When Does Temptation Become Sin?

When does sexual or romantic desire become sinful?

Temptation becomes an evil desire (e.g., adultery in the heart) when we look at a person for the purpose of lusting. Recognizing the aesthetic beauty of a person is not an evil desire—even if that person is not a spouse. Yet the moment that this recognition births evil desire in the heart by looking with lustful intent, it is sin.


In John Owen’s well-known work on sin and temptation, he defines two kinds of temptation: ones that come from without and others that come from within (Works, 6:194). The first kind of temptation works like this. I am hungry. And someone offers me stolen food. This temptation comes from without and is morally neutral.

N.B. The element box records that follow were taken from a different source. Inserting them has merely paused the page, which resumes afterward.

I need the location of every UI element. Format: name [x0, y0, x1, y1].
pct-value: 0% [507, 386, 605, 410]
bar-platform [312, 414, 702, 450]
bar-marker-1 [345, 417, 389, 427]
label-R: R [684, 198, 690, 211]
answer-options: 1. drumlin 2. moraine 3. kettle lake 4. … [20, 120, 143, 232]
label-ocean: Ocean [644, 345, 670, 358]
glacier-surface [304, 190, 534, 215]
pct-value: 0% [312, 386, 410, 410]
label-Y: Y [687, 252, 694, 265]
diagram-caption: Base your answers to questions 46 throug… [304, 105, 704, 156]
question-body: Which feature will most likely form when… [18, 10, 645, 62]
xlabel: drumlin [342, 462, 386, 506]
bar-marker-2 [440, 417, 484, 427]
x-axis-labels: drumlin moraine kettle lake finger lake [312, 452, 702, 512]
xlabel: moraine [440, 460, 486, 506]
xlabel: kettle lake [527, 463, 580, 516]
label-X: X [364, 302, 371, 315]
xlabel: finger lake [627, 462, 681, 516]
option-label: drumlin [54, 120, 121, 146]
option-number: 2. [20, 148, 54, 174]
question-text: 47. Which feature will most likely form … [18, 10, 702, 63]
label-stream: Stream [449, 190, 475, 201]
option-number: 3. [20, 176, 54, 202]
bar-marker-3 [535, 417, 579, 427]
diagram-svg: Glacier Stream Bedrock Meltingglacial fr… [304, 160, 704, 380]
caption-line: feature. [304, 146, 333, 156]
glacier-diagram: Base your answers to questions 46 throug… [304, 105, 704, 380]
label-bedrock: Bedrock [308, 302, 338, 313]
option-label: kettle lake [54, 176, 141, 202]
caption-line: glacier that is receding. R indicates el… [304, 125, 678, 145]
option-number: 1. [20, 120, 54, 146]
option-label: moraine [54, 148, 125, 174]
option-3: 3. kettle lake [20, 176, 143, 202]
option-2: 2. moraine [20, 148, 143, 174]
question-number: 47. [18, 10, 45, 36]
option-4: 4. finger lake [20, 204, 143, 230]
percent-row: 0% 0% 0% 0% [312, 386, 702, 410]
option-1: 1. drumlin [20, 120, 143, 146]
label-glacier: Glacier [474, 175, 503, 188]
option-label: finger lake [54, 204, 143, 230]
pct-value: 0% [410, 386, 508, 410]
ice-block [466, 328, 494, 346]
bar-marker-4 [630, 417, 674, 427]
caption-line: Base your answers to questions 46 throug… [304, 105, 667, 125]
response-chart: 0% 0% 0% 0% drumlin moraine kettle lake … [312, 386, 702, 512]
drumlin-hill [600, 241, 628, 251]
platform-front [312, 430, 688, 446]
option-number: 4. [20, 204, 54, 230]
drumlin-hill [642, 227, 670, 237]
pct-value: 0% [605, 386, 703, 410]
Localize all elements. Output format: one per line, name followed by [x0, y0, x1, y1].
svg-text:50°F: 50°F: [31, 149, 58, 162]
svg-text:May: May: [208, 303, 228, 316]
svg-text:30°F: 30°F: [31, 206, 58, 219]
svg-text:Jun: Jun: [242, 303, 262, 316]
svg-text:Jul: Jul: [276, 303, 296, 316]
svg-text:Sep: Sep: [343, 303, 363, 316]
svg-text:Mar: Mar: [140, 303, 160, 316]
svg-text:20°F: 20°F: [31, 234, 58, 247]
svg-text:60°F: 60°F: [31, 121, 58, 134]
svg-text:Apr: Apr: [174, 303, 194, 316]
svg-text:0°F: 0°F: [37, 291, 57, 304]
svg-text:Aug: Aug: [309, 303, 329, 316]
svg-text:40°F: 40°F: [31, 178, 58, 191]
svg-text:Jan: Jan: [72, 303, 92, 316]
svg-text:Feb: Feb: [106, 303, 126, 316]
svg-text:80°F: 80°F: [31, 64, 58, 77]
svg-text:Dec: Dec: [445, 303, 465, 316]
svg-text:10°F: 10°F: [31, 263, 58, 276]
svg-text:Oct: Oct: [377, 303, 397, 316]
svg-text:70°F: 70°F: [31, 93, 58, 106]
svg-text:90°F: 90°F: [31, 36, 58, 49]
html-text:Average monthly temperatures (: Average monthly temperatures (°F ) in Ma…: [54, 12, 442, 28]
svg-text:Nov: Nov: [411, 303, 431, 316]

The second kind of temptation works like this. From within me, I propose a desire to steal food for the pleasure of eating. According to Owen, “the very proposal from within, it being the soul’s own act, is its sin” (Works, 6:194).

Although this taxonomy of temptation may seem overly detailed, it becomes important when we ask the question: when does temptation become sinful? Or more specifically, when does sexual or romantic desire become sinful?

Married and Tempted

Here is what I mean. A married woman rightly can desire her spouse romantically and sexually. But what if she recognizes another man as an attractive man? Since polygamy is unnatural, does this recognition of beauty constitute sin? Has she experienced “evil desire” (Col 3:5)?

I answer no. In Matthew 5:28, Jesus defines when desire for someone becomes sin. He explains, “When someone looks at a woman for the purpose of lusting after her (pros to epithumesai auten), he has already committed adultery in his heart.”

Note two items. First, seeing a woman and recognizing the aesthetic appeal of that woman is itself not wrong. Jesus specifies that looking with lustful intent is wrong. The Greek construction pros to epithumesai auten signifies purposeful intent.

Second, the sinful act occurs “in his heart.” A desire that arises in our heart arises from within our fallen nature. This desire itself is sinful, or in the language of Paul is an “evil desire” (Col 3:5).

While Jesus gives a general principle, we can apply it to a married person. If the woman in the above example, sees a man whom she considers attractive, she does so without sin—if she does not look with lustful intent.